Why to index a "Recently DEAD" tuple when creating index

Started by Andy Fanabout 7 years ago9 messageshackers

zhihui.fan1213@gmail.com

about 7 years ago

HEAPTUPLE_RECENTLY_DEAD, /* tuple is dead, but not deletable yet */

It is a tuple which has been deleted AND committed but before the delete
there is a transaction started but not committed. Let call this transaction
as Transaction A.

if we create index on this time, Let's call this index as Index A， it still
index this record. my question is why need this.

The only reason I can think out (maybe also not reasonable enough) is:
If we index like this and the isolate level of transaction A is
serializable， it is possible that the query in transaction A can use Index
A since it contains the snapshot data when the transaction A was began.
this reason may be not reasonable enough is because the transaction A may
be should not see the index A at all.

Kuntal Ghosh

kuntalghosh.2007@gmail.com

about 7 years ago

In reply to: Andy Fan (#1)

Re: Why to index a "Recently DEAD" tuple when creating index

On Mon, Jun 10, 2019 at 12:15 PM Alex <zhihui.fan1213@gmail.com> wrote:

HEAPTUPLE_RECENTLY_DEAD, /* tuple is dead, but not deletable yet */

It is a tuple which has been deleted AND committed but before the delete
there is a transaction started but not committed. Let call this transaction
as Transaction A.

if we create index on this time, Let's call this index as Index A， it
still index this record. my question is why need this.

In this case, the changes of the tuple is not visible yet. Now suppose,

your transaction A is serializable and you've another serializable
transaction B which can see the index A. It generates a plan that requires
to fetch the deleted tuple through an index scan. If the tuple is not
present in the index, how are you going to create a conflict edge between
transaction A and transaction B?

Basically, you need to identify the following clause to detect serializable
conflicts:
Transaction A precedes transaction B. (Because, transaction A has deleted a
tuple and it's not visible to transaction B)

--
Thanks & Regards,
Kuntal Ghosh
EnterpriseDB: http://www.enterprisedb.com

Andy Fan

zhihui.fan1213@gmail.com

about 7 years ago

In reply to: Kuntal Ghosh (#2)

Re: Why to index a "Recently DEAD" tuple when creating index

On Mon, Jun 10, 2019 at 3:28 PM Kuntal Ghosh <kuntalghosh.2007@gmail.com>
wrote:

On Mon, Jun 10, 2019 at 12:15 PM Alex <zhihui.fan1213@gmail.com> wrote:

HEAPTUPLE_RECENTLY_DEAD, /* tuple is dead, but not deletable yet */

It is a tuple which has been deleted AND committed but before the delete
there is a transaction started but not committed. Let call this transaction
as Transaction A.

if we create index on this time, Let's call this index as Index A， it
still index this record. my question is why need this.
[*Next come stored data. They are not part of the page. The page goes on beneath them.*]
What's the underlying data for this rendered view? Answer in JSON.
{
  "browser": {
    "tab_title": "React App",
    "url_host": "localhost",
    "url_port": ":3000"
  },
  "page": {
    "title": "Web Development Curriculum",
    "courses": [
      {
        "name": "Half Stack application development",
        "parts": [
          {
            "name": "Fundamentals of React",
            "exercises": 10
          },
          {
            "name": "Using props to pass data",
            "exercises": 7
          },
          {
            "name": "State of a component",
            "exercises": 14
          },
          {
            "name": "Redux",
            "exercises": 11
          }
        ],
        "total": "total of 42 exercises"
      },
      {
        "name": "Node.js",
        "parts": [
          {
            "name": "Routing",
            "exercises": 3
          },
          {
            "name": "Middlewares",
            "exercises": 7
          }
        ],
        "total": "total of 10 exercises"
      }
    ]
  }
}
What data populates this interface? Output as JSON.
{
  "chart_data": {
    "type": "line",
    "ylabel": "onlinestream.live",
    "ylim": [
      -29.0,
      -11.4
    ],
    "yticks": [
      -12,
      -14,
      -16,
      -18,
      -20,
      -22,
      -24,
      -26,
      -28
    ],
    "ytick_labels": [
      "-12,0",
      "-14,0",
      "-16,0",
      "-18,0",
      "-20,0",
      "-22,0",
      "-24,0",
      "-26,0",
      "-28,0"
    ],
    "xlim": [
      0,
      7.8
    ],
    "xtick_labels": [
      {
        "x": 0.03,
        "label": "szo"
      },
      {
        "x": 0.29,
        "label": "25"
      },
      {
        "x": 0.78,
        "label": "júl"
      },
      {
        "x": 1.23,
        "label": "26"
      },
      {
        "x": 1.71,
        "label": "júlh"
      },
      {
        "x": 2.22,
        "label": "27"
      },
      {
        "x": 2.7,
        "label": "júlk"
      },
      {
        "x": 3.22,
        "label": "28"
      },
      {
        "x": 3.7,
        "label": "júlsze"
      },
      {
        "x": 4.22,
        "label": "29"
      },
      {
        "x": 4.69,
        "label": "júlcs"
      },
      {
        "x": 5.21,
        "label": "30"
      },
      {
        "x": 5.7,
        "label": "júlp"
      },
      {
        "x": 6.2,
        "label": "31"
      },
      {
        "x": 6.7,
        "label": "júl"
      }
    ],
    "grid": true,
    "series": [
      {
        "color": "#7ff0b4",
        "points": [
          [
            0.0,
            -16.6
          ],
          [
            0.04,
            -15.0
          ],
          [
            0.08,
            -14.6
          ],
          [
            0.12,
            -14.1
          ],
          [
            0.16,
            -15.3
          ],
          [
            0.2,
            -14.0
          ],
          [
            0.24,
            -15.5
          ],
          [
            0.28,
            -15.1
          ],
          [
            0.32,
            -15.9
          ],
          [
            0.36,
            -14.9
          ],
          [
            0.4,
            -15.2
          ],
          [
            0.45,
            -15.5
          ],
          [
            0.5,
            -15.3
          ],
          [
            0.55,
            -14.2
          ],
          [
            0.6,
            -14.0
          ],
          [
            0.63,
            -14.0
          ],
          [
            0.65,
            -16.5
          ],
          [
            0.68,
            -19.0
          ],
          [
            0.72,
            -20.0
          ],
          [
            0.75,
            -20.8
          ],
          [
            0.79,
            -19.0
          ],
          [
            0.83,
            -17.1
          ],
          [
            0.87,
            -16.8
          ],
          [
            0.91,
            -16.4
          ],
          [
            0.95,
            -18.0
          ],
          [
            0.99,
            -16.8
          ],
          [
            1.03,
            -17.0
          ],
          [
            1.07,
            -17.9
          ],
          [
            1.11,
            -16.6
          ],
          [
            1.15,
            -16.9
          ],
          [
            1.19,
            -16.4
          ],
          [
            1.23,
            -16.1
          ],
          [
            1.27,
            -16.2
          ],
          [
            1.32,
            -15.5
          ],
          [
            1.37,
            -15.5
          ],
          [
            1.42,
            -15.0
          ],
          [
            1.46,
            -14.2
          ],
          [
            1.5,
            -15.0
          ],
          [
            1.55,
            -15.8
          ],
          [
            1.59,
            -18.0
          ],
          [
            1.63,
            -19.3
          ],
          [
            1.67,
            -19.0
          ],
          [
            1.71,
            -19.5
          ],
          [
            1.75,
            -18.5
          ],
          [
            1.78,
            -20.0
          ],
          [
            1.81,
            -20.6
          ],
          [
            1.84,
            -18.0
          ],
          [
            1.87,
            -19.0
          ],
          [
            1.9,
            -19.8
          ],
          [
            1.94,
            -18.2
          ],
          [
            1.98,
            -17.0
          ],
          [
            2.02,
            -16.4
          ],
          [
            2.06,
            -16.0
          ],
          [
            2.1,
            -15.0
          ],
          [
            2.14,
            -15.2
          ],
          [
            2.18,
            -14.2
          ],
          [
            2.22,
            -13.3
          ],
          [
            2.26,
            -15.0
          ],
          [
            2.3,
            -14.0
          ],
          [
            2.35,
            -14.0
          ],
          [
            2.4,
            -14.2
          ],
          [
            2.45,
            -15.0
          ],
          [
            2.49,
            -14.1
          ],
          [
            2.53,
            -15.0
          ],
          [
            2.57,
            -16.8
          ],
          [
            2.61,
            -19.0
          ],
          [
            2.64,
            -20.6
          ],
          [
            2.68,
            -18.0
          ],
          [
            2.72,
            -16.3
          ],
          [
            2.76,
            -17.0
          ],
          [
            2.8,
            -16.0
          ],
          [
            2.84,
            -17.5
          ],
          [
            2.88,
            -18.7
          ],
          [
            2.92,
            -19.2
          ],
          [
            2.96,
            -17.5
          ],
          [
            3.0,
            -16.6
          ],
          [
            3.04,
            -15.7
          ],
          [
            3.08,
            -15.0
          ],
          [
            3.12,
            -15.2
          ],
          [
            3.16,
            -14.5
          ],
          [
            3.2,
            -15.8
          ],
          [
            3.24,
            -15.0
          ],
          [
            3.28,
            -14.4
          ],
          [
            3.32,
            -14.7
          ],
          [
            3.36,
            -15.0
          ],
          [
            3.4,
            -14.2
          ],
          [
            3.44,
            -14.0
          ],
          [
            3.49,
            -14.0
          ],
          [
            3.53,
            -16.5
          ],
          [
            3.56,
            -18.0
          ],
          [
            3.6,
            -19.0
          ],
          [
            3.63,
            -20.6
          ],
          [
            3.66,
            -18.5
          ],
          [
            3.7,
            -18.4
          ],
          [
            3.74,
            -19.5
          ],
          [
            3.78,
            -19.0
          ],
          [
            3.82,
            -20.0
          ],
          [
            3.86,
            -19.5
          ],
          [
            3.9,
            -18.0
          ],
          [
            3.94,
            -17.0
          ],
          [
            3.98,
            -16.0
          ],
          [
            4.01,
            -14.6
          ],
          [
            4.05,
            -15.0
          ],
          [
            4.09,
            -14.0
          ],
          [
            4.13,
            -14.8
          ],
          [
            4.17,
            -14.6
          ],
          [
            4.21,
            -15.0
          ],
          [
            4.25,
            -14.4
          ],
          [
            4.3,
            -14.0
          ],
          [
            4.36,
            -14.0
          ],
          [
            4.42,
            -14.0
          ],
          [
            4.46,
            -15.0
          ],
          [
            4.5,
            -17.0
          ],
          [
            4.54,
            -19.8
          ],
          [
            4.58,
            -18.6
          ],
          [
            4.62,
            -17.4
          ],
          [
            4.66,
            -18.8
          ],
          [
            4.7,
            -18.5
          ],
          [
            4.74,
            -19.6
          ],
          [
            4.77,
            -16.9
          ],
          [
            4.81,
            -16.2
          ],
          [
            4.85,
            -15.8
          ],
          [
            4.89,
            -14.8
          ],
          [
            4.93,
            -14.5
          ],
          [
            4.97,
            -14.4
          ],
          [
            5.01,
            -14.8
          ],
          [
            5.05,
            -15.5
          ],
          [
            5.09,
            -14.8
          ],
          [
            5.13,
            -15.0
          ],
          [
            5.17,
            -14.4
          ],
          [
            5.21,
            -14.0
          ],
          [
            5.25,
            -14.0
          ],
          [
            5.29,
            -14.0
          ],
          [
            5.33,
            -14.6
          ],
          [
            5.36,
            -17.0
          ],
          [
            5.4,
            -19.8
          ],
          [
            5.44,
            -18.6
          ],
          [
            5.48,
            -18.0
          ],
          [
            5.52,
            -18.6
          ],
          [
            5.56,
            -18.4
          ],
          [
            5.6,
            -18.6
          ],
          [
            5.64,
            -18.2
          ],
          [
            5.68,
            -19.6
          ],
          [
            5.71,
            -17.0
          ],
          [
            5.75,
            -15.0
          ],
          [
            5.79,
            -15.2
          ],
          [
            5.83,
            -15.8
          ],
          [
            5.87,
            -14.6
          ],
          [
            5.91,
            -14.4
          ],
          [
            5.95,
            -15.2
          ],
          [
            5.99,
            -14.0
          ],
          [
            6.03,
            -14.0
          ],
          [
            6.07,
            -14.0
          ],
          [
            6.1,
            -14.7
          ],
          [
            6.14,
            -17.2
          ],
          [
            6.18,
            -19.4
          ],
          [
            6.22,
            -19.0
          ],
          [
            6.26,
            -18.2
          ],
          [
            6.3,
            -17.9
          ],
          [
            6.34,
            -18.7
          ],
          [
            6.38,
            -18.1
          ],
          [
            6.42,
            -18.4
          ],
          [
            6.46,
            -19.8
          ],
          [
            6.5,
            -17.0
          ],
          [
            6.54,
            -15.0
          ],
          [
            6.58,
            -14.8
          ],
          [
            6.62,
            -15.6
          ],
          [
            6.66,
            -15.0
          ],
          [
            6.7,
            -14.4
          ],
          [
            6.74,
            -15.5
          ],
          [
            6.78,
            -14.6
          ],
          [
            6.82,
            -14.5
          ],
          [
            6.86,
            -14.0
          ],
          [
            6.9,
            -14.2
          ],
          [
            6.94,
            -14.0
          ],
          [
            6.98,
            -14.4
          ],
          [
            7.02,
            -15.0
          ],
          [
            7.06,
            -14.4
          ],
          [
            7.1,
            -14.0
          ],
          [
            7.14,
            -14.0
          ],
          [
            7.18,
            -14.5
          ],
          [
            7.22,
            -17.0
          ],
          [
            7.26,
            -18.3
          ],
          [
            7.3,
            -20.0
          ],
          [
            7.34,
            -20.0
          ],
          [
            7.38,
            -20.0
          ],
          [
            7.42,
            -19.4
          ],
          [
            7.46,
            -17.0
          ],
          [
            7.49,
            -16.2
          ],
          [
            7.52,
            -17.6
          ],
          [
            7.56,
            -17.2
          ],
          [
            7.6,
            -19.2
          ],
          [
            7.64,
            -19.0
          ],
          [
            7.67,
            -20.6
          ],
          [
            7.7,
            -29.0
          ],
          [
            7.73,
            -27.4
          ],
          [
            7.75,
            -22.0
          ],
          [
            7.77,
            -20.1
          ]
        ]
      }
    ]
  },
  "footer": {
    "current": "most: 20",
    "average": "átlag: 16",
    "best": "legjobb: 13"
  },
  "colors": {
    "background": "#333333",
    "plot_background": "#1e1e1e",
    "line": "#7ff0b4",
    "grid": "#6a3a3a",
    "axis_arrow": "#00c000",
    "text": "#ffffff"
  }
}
In this case, the changes of the tuple is not visible yet. Now suppose,

your transaction A is serializable and you've another serializable
transaction B which can see the index A. It generates a plan that requires
to fetch the deleted tuple through an index scan. If the tuple is not
present in the index, how are you going to create a conflict edge between
transaction A and transaction B?

Basically, you need to identify the following clause to detect
serializable conflicts:
Transaction A precedes transaction B. (Because, transaction A has deleted
a tuple and it's not visible to transaction B)

thanks Ghosh. Looks your answer is similar with my previous point
(transaction is serializable). actually if the transaction B can't see
the “deleted" which has been committed, should it see the index A which is
created after the "delete" transaction?

Show quoted text

Thanks & Regards,
Kuntal Ghosh
EnterpriseDB: http://www.enterprisedb.com

Kuntal Ghosh

kuntalghosh.2007@gmail.com

about 7 years ago

In reply to: Andy Fan (#3)

Re: Why to index a "Recently DEAD" tuple when creating index

On Mon, Jun 10, 2019 at 1:30 PM Alex <zhihui.fan1213@gmail.com> wrote:

On Mon, Jun 10, 2019 at 3:28 PM Kuntal Ghosh <kuntalghosh.2007@gmail.com> wrote:

On Mon, Jun 10, 2019 at 12:15 PM Alex <zhihui.fan1213@gmail.com> wrote:

HEAPTUPLE_RECENTLY_DEAD, /* tuple is dead, but not deletable yet */

It is a tuple which has been deleted AND committed but before the delete there is a transaction started but not committed. Let call this transaction as Transaction A.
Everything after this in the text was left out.